While it was a tournament that went well for the Wallabies, as they reached the final, it began with what Adam Ashley-Cooper recently described as “kidnapping blokes and interviewing them in an interrogation environment.”
Joining the latest episode of RugbyPass TV’s Boks Office in collaboration with The KOKO Show, Matt Giteau, Ashley-Cooper and Drew Mitchell went into detail about the former Wallabies coach’s methods to see “how aligned” the group were. All three started in the 34-17 loss to the All Blacks in the final at Twickenham a few weeks later.
Their experiences then inspired Schalk Burger to discuss a similar test prior to the 2003 World Cup with the infamous Camp Staaldraad.
Cheika took the helm at Leicester Tigers this summer, so we wait to see if similar stories emerge in due course.
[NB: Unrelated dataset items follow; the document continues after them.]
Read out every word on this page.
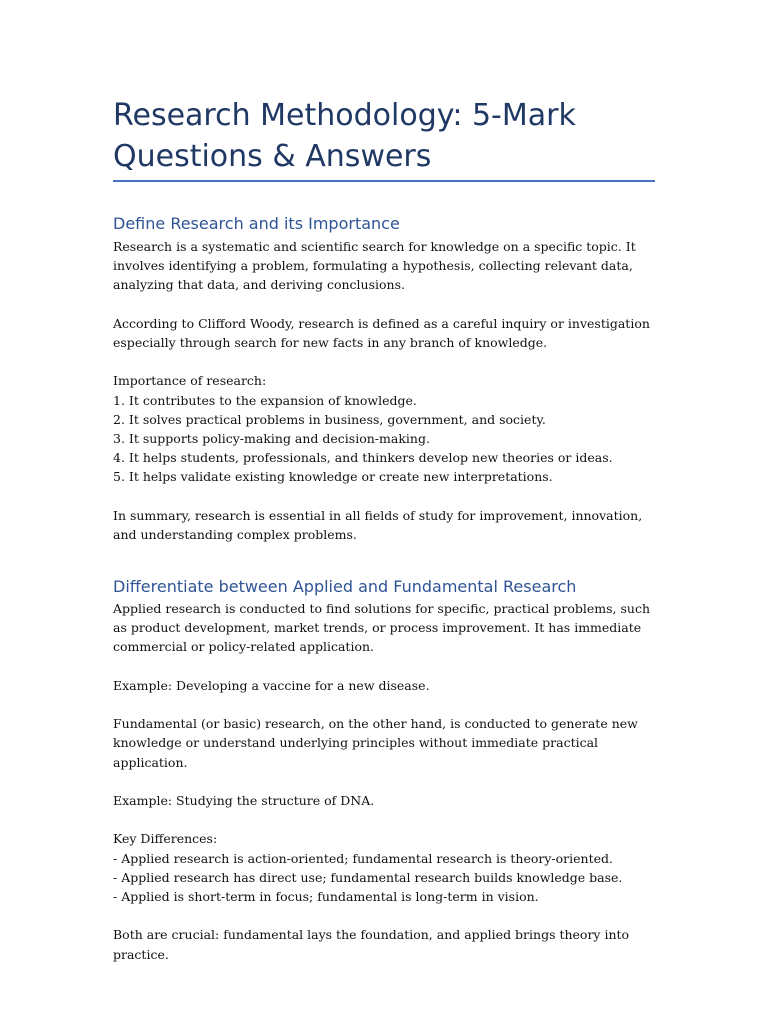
Research Methodology: 5-Mark Questions & Answers
Define Research and its Importance

Research is a systematic and scientific search for knowledge on a specific topic. It involves identifying a problem, formulating a hypothesis, collecting relevant data, analyzing that data, and deriving conclusions.

According to Clifford Woody, research is defined as a careful inquiry or investigation especially through search for new facts in any branch of knowledge.

Importance of research:
1. It contributes to the expansion of knowledge.
2. It solves practical problems in business, government, and society.
3. It supports policy-making and decision-making.
4. It helps students, professionals, and thinkers develop new theories or ideas.
5. It helps validate existing knowledge or create new interpretations.

In summary, research is essential in all fields of study for improvement, innovation, and understanding complex problems.

Differentiate between Applied and Fundamental Research

Applied research is conducted to find solutions for specific, practical problems, such as product development, market trends, or process improvement. It has immediate commercial or policy-related application.

Example: Developing a vaccine for a new disease.

Fundamental (or basic) research, on the other hand, is conducted to generate new knowledge or understand underlying principles without immediate practical application.

Example: Studying the structure of DNA.

Key Differences:
- Applied research is action-oriented; fundamental research is theory-oriented.
- Applied research has direct use; fundamental research builds knowledge base.
- Applied is short-term in focus; fundamental is long-term in vision.

Both are crucial: fundamental lays the foundation, and applied brings theory into practice.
“I wasn’t necessarily kidnapped, I just go interviewed,” Ashley-Cooper said.
“Basically, I think [Cheika] just wanted to kind of test the group around being interviewed, what you’d give away,” he continued. “Because I think for him it was about how aligned are the group. And also for him, creating a shared experience. So he had this way of mixing things up in terms of prep to make it memorable and I don’t know if you can get any more memorable than kidnapping blokes and interviewing them in an interrogation environment.”
Mitchell added: “He had a group of guys who came and said ‘you’ve got to meet here’ and they’d grab you and take you into this dark room, they’d hood you and then go into a dark room. All of a sudden they take the hood off and there’s a bloke in black just talking to you with a camera.”
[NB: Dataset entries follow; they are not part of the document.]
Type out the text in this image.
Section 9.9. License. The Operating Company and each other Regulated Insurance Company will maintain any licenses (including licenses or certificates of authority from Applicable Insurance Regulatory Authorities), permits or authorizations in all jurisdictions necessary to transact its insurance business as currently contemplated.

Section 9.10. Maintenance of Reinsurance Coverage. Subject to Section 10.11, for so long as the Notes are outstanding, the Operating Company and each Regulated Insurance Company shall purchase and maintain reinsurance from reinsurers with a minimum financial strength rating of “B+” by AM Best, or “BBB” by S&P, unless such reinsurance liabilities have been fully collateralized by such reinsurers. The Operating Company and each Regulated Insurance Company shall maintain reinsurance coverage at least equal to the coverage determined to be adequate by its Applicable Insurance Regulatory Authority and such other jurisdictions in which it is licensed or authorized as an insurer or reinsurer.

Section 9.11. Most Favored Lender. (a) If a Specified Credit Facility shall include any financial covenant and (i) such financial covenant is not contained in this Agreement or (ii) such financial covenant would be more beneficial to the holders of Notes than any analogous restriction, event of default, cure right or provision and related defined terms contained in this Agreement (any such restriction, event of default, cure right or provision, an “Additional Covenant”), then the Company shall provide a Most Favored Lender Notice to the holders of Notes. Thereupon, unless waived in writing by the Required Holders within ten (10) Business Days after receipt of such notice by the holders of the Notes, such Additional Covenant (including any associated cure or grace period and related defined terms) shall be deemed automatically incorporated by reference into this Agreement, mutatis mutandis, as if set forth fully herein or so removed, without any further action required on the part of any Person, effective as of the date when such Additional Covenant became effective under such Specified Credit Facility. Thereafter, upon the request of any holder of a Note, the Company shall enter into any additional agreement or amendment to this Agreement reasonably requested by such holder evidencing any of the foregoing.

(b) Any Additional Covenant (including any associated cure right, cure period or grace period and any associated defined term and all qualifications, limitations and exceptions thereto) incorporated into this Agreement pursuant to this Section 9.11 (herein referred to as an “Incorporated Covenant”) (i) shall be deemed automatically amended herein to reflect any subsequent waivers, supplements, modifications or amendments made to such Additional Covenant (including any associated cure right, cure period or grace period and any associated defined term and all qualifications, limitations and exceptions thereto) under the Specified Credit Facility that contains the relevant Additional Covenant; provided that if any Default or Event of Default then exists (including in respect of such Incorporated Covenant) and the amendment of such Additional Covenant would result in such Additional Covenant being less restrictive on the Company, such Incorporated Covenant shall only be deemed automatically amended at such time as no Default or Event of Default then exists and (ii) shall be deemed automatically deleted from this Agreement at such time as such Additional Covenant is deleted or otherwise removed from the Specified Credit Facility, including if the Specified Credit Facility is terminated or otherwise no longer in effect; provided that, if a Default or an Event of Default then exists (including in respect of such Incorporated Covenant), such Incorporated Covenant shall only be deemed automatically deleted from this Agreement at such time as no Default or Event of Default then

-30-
Ashley-Cooper continued: “Bright lights in your face. You couldn’t see anyone behind and Cheika was in the back of the room.
“His big thing is he wanted to test how strong the group was,” Giteau added. “The guy interviewing said ‘don’t say anything’, not to tell anyone. There were maybe five or six blokes that were interviewed and until this guy came out later in this team meeting, no one had spoken about it. So it showed that they were tight.”